Steve Jobs has been busy trumpeting the new features of Mac OS version 10.02.

Shortly after Linux creator Linus Torvalds arrived in the US recently he had a meeting with Steve Jobs, chief executive of Apple. It was not a success.

Jobs, recalled Torvalds, ranted on about his plans for Mac OS X, apparently under the impression that the entire world was obsessed by where Apple was going.

Torvalds, in turn, was sniffy about the version of Unix on which the Mac OS was to be based.

Yet the two had a lot in common. Both were involved in projects to transform enterprise mainstay Unix into a serious competitor to Windows, although that was not in Torvalds's mind when he wrote Linux.

And both have succeeded; not to an extent that will cost Bill Gates any sleep, but not for want of trying on Jobs's part.

Jobs has just unveiled the latest Mac OS version 10.02, and launched a TV campaign to tempt PC users to switch to the Mac. And he is still ranting.

To hear him, you would think that each new Mac, every last new feature, even every Apple TV ad was a cosmic breakthrough eagerly anticipated by every user. And indeed the faithful at Macworld in New York last month cheered each of his announcements as if it were about to transform their lives.

They even cheered when Jobs announced that Apple was good enough to allow them to pay $99.95 (£63) per year for its iTools online service, which currently gives them email, storage space and web hosting and other features for free. At the end of September it will become .Mac, as if a name alone can challenge Microsoft's .Net.

In truth, there was very little new at the show: a 17in model of Apple's elegant iMac and a 20GB version of its iPod music player.

But prices have been cut to make Macs more competitive with PCs. And low-cost eMacs, previously sold only to schools, are now generally available.

Yet Jobs does have something to shout about. You can argue whether the Mac OS is friendlier than Windows, but the fact that it can stand the comparison at all is an achievement. Linux can't, at least not yet.

The Mac OS demonstrates that mainstream operating software does not begin and end with Microsoft.
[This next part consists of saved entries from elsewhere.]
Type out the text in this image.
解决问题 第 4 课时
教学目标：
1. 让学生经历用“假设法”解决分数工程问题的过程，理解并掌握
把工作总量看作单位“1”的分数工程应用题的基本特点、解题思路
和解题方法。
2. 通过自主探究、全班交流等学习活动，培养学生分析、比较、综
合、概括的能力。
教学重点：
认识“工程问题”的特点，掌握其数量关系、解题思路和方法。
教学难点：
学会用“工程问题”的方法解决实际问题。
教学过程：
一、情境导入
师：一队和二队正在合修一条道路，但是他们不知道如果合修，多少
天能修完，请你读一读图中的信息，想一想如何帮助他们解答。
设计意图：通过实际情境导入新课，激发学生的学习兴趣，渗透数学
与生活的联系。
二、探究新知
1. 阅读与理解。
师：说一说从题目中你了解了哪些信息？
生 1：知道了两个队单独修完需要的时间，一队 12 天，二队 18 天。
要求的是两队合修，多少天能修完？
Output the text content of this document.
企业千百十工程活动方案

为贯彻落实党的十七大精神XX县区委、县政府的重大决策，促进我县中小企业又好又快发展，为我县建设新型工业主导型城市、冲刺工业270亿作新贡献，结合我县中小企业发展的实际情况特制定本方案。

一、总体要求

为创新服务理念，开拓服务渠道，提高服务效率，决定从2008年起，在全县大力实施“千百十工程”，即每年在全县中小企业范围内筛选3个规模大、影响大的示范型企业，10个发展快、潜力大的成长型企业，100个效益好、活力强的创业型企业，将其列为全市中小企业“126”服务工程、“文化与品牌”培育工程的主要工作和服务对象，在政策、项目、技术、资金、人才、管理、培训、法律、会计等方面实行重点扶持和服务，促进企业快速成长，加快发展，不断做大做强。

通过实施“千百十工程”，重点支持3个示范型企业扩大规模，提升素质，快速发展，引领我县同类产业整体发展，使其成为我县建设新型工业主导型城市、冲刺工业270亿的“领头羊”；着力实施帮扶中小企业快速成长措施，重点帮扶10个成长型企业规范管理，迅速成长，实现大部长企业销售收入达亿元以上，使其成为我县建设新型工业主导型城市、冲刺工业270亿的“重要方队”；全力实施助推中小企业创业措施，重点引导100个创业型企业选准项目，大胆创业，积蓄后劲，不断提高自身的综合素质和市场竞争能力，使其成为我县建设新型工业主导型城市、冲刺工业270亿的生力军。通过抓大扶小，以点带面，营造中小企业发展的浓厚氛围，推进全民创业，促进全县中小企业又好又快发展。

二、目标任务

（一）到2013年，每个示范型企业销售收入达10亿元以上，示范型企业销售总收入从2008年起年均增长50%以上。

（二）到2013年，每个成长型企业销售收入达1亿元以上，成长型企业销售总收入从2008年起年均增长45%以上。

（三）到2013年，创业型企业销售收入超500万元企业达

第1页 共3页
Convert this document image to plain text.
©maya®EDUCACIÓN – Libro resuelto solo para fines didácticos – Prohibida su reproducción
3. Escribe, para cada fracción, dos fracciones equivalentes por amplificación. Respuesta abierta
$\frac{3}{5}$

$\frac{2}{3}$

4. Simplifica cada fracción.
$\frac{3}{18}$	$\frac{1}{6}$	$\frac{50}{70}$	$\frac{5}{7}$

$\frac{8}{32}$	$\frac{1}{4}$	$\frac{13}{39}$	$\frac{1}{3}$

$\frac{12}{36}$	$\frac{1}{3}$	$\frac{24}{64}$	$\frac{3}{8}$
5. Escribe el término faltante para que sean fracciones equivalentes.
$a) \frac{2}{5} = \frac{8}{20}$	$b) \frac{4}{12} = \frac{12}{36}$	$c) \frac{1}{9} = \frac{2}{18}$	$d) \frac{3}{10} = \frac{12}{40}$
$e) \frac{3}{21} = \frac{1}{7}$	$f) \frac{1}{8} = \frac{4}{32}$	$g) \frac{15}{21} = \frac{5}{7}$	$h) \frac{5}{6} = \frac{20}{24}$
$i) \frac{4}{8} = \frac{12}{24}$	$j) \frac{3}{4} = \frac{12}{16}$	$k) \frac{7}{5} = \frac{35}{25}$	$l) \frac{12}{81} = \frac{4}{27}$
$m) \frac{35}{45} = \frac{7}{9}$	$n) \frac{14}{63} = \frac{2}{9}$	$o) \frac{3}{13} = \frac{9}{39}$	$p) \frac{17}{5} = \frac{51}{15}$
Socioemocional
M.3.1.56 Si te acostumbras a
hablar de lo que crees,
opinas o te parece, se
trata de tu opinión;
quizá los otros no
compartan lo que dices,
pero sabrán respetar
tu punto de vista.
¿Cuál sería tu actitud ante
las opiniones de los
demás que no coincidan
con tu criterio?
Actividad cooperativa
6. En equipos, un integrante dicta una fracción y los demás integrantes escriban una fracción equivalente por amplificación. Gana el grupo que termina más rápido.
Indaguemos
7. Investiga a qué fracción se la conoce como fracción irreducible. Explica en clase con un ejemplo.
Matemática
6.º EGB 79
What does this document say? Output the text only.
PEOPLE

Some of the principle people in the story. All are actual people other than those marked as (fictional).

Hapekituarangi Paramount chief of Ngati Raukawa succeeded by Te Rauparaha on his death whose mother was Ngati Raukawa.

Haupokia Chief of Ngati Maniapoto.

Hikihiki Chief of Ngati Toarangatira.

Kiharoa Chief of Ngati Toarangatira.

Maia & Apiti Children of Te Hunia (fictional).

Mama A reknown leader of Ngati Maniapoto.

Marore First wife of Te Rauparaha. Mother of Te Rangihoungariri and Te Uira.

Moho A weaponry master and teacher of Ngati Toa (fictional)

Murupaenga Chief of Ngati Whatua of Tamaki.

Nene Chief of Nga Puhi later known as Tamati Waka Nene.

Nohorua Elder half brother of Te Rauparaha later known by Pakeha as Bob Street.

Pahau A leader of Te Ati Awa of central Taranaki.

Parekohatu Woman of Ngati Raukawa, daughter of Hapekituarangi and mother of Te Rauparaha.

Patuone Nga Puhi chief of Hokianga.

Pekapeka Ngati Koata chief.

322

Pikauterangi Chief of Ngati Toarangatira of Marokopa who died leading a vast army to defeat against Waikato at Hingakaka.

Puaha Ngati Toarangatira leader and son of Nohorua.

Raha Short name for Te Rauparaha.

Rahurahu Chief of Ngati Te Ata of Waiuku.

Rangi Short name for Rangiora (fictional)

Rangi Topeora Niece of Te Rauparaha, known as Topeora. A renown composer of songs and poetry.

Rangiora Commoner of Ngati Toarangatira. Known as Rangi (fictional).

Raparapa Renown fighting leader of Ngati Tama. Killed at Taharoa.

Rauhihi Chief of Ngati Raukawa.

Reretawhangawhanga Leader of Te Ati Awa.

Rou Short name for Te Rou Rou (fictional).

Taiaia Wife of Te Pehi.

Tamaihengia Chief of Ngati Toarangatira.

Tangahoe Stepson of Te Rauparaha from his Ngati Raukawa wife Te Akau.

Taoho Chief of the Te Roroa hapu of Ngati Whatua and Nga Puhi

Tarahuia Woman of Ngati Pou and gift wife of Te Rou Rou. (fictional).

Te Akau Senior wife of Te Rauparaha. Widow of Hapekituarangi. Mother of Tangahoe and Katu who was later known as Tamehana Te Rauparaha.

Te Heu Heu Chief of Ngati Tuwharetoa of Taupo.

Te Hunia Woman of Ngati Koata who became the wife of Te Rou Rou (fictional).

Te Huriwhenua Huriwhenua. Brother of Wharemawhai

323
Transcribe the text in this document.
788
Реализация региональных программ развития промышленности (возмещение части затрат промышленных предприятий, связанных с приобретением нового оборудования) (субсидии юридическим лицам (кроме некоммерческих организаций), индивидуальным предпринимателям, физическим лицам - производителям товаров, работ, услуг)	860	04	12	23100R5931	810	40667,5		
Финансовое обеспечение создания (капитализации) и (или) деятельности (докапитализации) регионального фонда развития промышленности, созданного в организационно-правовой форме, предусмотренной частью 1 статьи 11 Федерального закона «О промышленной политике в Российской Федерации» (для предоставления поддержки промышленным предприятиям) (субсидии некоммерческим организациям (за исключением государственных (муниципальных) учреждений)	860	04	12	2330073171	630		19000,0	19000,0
And it makes you wonder what might have happened if the meeting with Torvalds had gone better and brought the Linux and Mac worlds together.

Apple claims that the latest Mac OS has around 150 new features including:

  • A junk mail filter that gets better the more it's used
  • An instant messenger that lets you communicate in real time with others on Mac.com and AOL
  • A new Address Book and software to sync with PDAs
  • Quicktime 6 with support for mpeg4 for creating and viewing internet video.

It costs £99 including VAT, or a £14 'shipping and handling fee' for anyone who bought a Mac after 16 July.